Зрит счастия во всем пременную степень[420].

Олешев отсылает читателя к классическому для европейской традиции сюжету[421] – противопоставлению лидийского царя-богача Креза и несчастного нищего Ира, гомеровского персонажа, чье имя стало нарицательным для обозначения бедняка; Ир считал Креза счастливейшим из людей, однако, когда Крез был разбит персами и попал в плен, он, в свою очередь, позавидовал счастью свободного Ира (словарь Даля фиксирует пословицу «Ир Крезу не товарищ» как эквивалент пословице «Кто богат, тот мне и брат»).

В декабрьских номерах журнала «Лекарство от скуки и забот» за 1786 г. (№ 24–25), издававшегося Ф. О. Туманским, было помещено анонимное стихотворение «Письмо о равенстве состояний человеческих»[422], где автор настаивал:

Все состояния людския суть равны;
Но людям свойства лишь различныя даны.
Нещастлив чем один, другой того желает,
Безумный где падет, там мудрый возрастает.
Желанья разныя на свете нас влекут;
Но щастье пристань есть, к которой все текут.

Автор «Письма» настаивал на том, что «премудро естество» даровало «частицу благ» каждому человеку, вне зависимости от социального статуса: «Чины и мелкие утех не лишены». Следовательно, «щастье» и «благополучие» на зависят друг от друга: Провидение равно печется обо всех людях, каждый из которых может стать счастливым благодаря мудрости и смирению:

Почто же нам роптать? подвергнемся судьбам,
Самим Создателем определенным нам.
Творец поставя нас под разные законы,
Всем может щастье дать, хотя не всем Короны.
Вещают, будто бы Пандорин здесь сундук
Меж нами разность ввел и все испортил вдруг;
Что будто до того мы равными все были;
И ныне мы равны, но только то забыли.
Богатство, ложна честь и прочим тьма страстей,
Блаженству нашему толико есть сетей!
Всем одинакия иметь ко щастью правы,
Вот смертных равенства суть истинны уставы.
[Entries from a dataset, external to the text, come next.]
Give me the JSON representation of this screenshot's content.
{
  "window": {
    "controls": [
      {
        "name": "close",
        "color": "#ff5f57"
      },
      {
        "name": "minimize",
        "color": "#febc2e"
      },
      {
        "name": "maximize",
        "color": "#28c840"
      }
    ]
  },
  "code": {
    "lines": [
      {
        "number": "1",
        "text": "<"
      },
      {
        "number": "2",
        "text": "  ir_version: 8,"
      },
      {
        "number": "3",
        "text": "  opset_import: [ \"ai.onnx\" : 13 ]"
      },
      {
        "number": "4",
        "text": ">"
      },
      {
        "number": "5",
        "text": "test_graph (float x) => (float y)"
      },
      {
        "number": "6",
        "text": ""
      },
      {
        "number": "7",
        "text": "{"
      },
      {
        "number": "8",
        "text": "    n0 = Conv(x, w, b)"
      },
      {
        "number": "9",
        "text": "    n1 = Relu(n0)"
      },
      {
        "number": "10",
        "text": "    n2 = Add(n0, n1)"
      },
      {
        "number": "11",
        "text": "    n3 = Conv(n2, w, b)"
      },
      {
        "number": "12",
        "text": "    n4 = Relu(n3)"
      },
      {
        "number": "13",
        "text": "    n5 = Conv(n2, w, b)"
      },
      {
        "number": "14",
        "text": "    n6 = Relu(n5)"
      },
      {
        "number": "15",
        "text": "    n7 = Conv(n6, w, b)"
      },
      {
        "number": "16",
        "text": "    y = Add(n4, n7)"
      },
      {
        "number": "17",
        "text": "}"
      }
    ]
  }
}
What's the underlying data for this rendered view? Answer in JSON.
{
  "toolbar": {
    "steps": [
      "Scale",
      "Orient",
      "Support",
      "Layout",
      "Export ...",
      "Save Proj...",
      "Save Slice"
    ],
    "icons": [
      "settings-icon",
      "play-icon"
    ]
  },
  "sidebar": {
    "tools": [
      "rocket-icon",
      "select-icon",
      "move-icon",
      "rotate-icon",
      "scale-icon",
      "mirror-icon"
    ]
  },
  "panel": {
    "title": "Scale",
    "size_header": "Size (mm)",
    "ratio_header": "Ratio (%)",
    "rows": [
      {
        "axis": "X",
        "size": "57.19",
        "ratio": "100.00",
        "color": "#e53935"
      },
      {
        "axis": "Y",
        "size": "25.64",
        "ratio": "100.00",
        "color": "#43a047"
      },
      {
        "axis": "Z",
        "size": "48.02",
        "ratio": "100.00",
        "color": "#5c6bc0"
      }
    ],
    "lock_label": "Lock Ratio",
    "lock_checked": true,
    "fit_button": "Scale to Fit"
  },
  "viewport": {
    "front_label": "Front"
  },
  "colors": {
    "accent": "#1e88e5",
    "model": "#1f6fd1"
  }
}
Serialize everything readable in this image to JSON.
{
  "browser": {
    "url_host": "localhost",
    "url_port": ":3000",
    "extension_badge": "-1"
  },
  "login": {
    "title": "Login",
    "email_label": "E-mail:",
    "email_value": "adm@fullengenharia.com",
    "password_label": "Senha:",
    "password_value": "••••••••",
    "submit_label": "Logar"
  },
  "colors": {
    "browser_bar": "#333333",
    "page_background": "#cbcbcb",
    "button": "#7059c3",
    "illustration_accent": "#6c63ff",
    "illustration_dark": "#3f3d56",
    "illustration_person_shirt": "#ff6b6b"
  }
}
Автор «Письма» сравнивает «грубых жителей прекраснейших долин» с горожанами. Это вовсе не идиллические пастушки из эклог, которые только «рыдают и грустят играючи в свирель». Нет: посреди морозов и жары ни Петруха, ни Мирон (оба имени, очевидно, должны указывать на аутентичность персонажей российскому контексту, в противовес персонажам эклог, на принадлежность к реальному российскому крестьянству) не унывают и не жалуются на судьбу:

Спокойство, сладкий сон, здоровье, крепость, сила,
Плоды, которыми их бедность наградила.

Петруха и Мирон противопоставлены городскому ловеласу Дамису, занимающему, очевидно, более высокое место в социальной иерархии. Дамис дарит красавицам дорогие подарки, однако «являет пламень свой, лишь только в песнях видим» (здесь автор более чем прозрачно намекает на импотенцию). Мирон же пленяет свою избранницу без всяких подарков. Животные не жалуются на существование других «родов», заключает автор:

Какая ж нужда мне в утехах днесь моих
Еще утех желать и быть хотеть блаженней?
Утехи лучше ль те, которы драгоценней?

Последний аргумент, который автор адресует себе от лица своих критиков, – вопрос о том, можно ли считать счастливым нищего, просящего милостыню на улице; очевидно, в данном случае нищие фигурируют как самый низший слой социальной структуры. Нищего, конечно, счастливым считать невозможно, однако автор добавляет:

Все состояния свои беды имеют;
И вихри пагубны повсюду бурей веют. <…>
Достойный часто благ не видит ни откуду;
Нещастие везде и щастие повсюду.

Стихотворение завершается обращением к тому же сюжету о Крезе и Ире, который мы упоминали выше в связи с творчеством Олешева.

Итак, «Письмо о равенстве человеческих состояний» фиксирует одновременно два альтернативных аргумента о равенстве, утверждающих возможность преодоления форм социальной стратификации: принципиальное равенство, основанное на компенсаторном принципе (разные страты наделены возможностями, которые компенсируют невыгоды их положения, например – по мнению автора «Письма» – сексуальное здоровье компенсирует бедность крестьян), и равенство людей перед судьбой, способной обратить любого Креза в Ира.